Expected output for about 10% of requests:

{"id":"chatcmpl-c6df57e9-ff95-41d6-8b35-19978f40525f","object":"chat.completion","created":1744602223,"model":"travel-helper-v2","choices":[{"index":0,"message":{"role":"assistant","reasoning_content":null,"content":"Beijing is a city rich in history and culture, with many attractions worth visiting.\n\nHere are some recommended attractions:\n\n1. The Forbidden City: This is China's largest ancient palace complex and one of the best-preserved ancient imperial palaces in the world. You can learn about ancient Chinese court life and history here.\n\n2. The Great Wall: The sections of the Great Wall in Beijing are among the most famous in the world. You can enjoy the magnificent mountain scenery and the grandeur of the Great Wall here.\n\n3. Tiananmen Square: This is the largest city square in the world.
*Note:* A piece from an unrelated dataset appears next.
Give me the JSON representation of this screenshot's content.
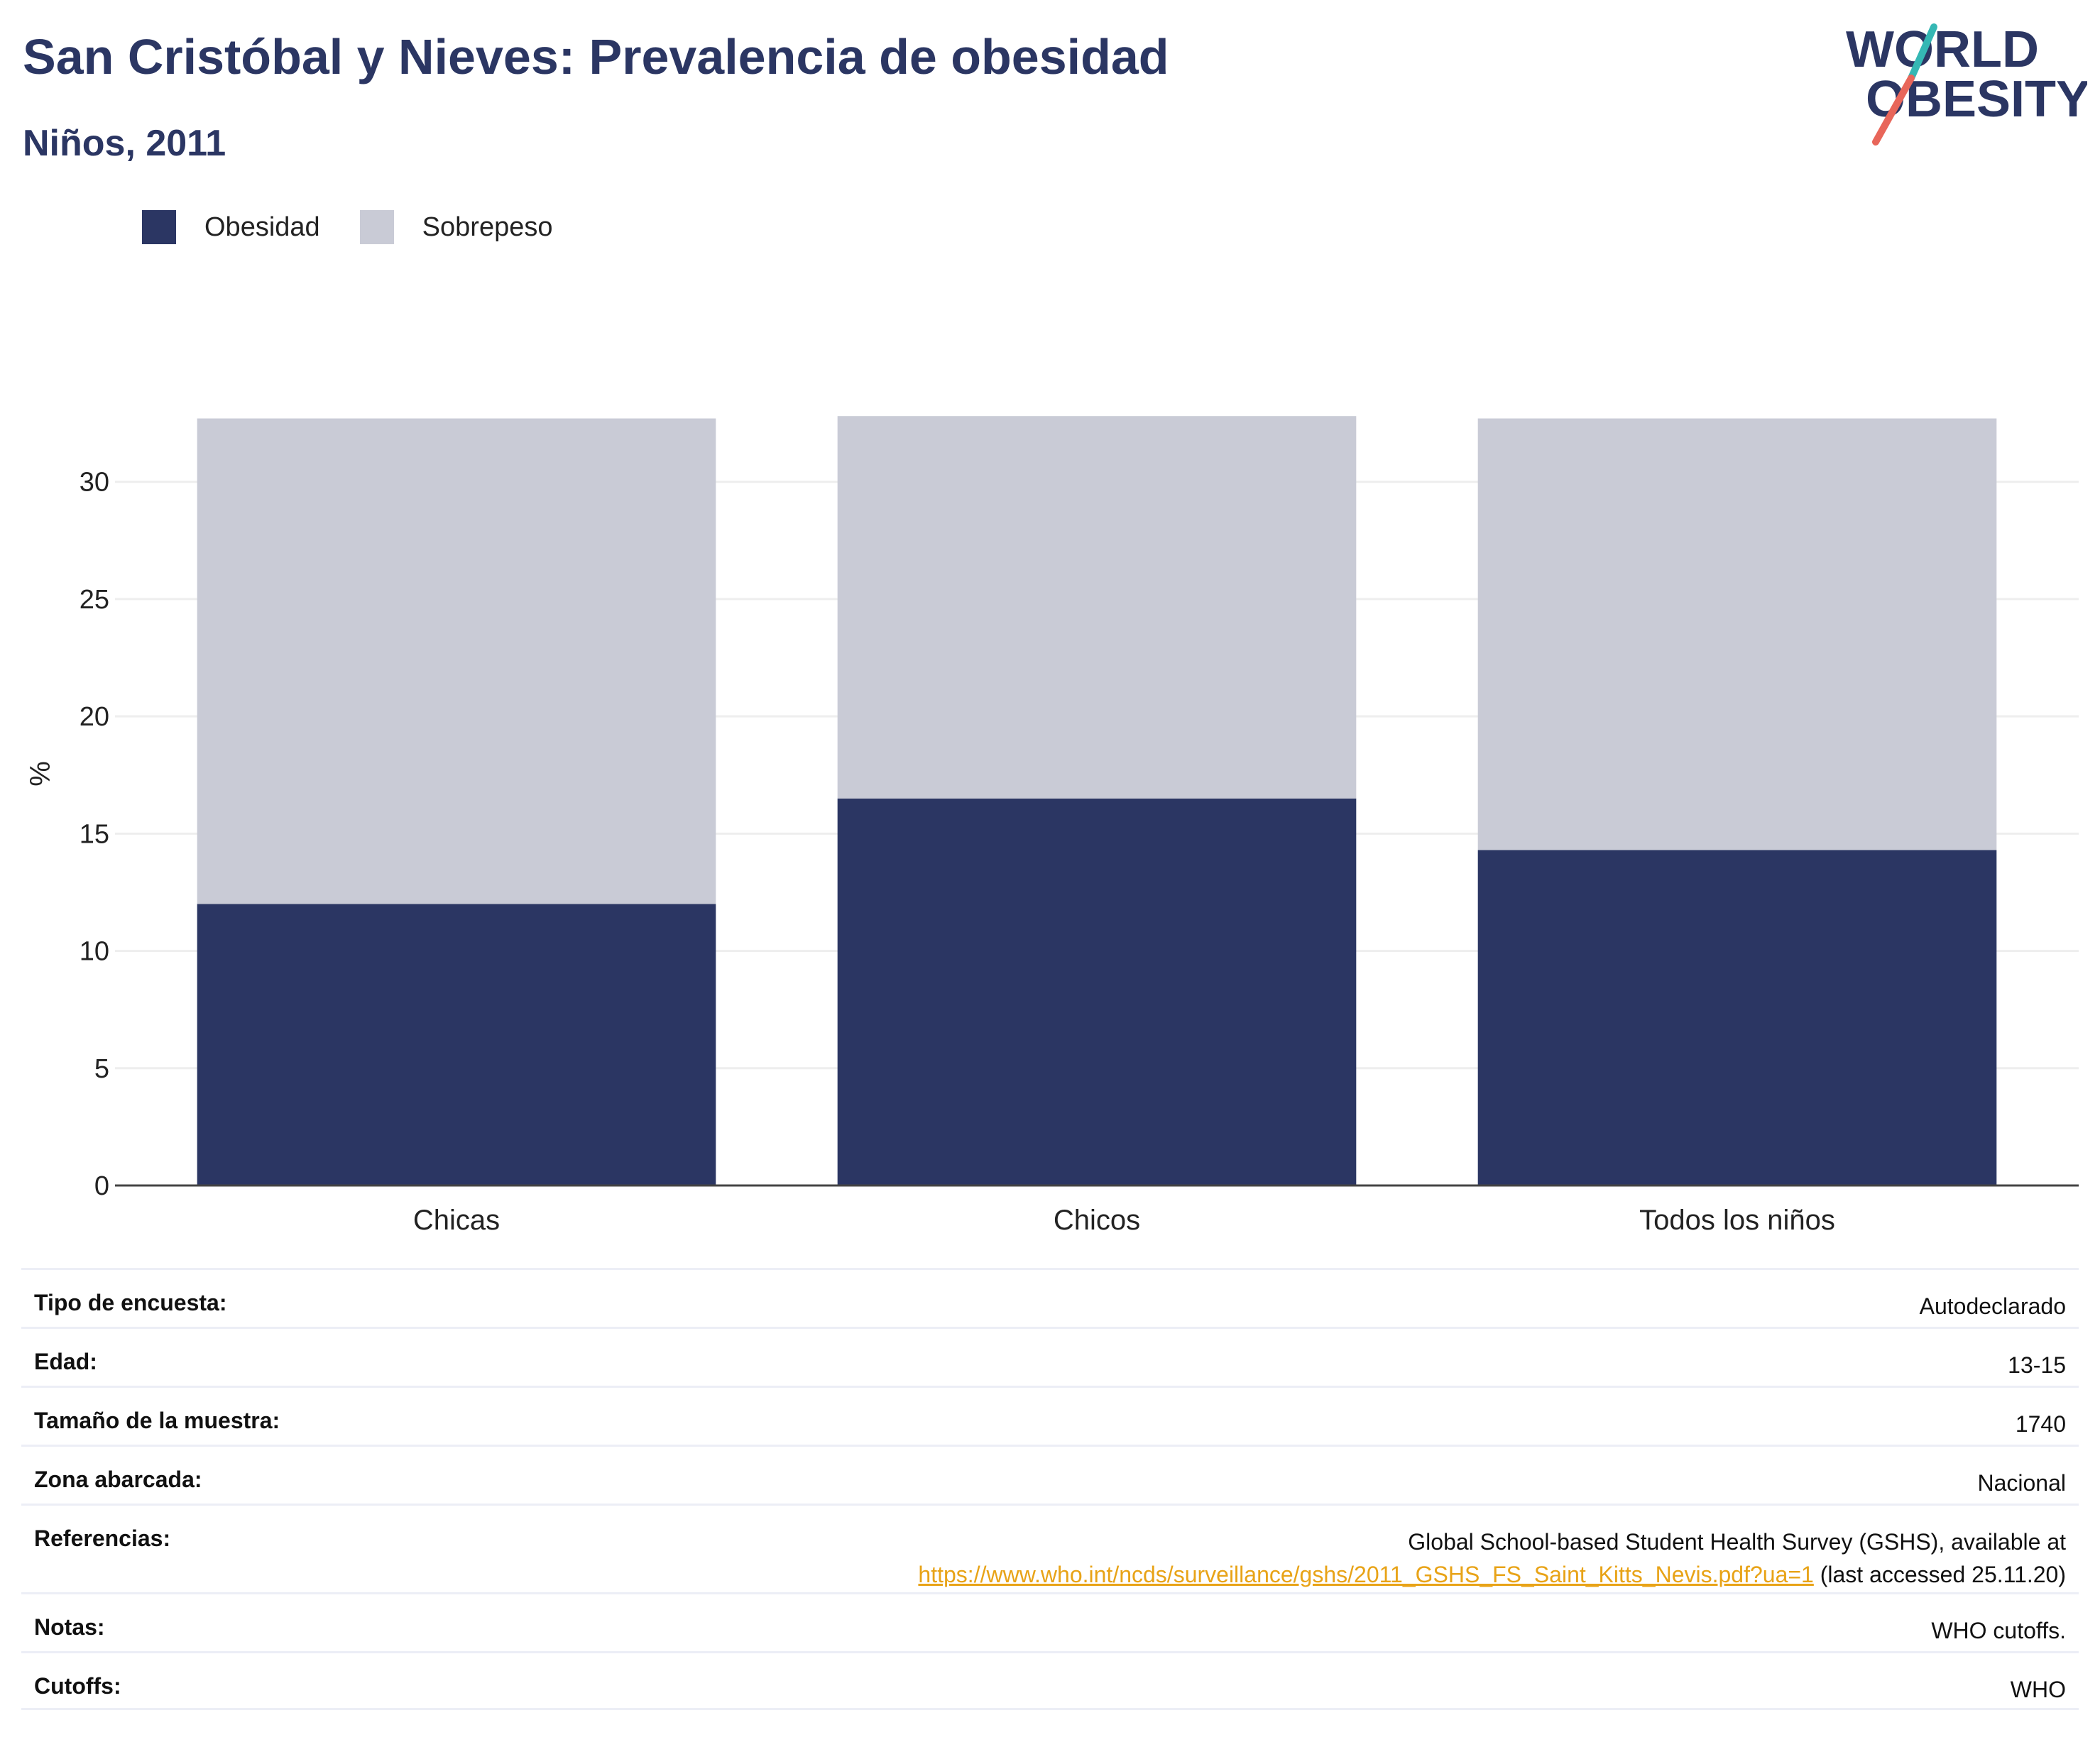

You can see the solemn Monument to the People's Heroes and the Tiananmen Gate Tower here.\n\n4. The Summer Palace: This is China's largest imperial garden. You can admire the exquisite garden architecture and beautiful lake views here.\n\n5. Beijing Zoo: If you like animals, this is a great choice. You can see a wide variety of animals, including giant pandas.\n\n6. 798 Art Zone: This is a place full of artistic atmosphere. You can see various art exhibitions and creative markets here.\n\nI hope these suggestions are helpful!","tool_calls":[]},"logprobs":null,"finish_reason":"stop","stop_reason":null}],"usage":{"prompt_tokens":38,"total_tokens":244,"completion_tokens":206,"prompt_tokens_details":null},"prompt_logprobs":null}

Most inference requests are served by the travel-helper-v1 LoRA model, while a small portion are served by the travel-helper-v2 LoRA model.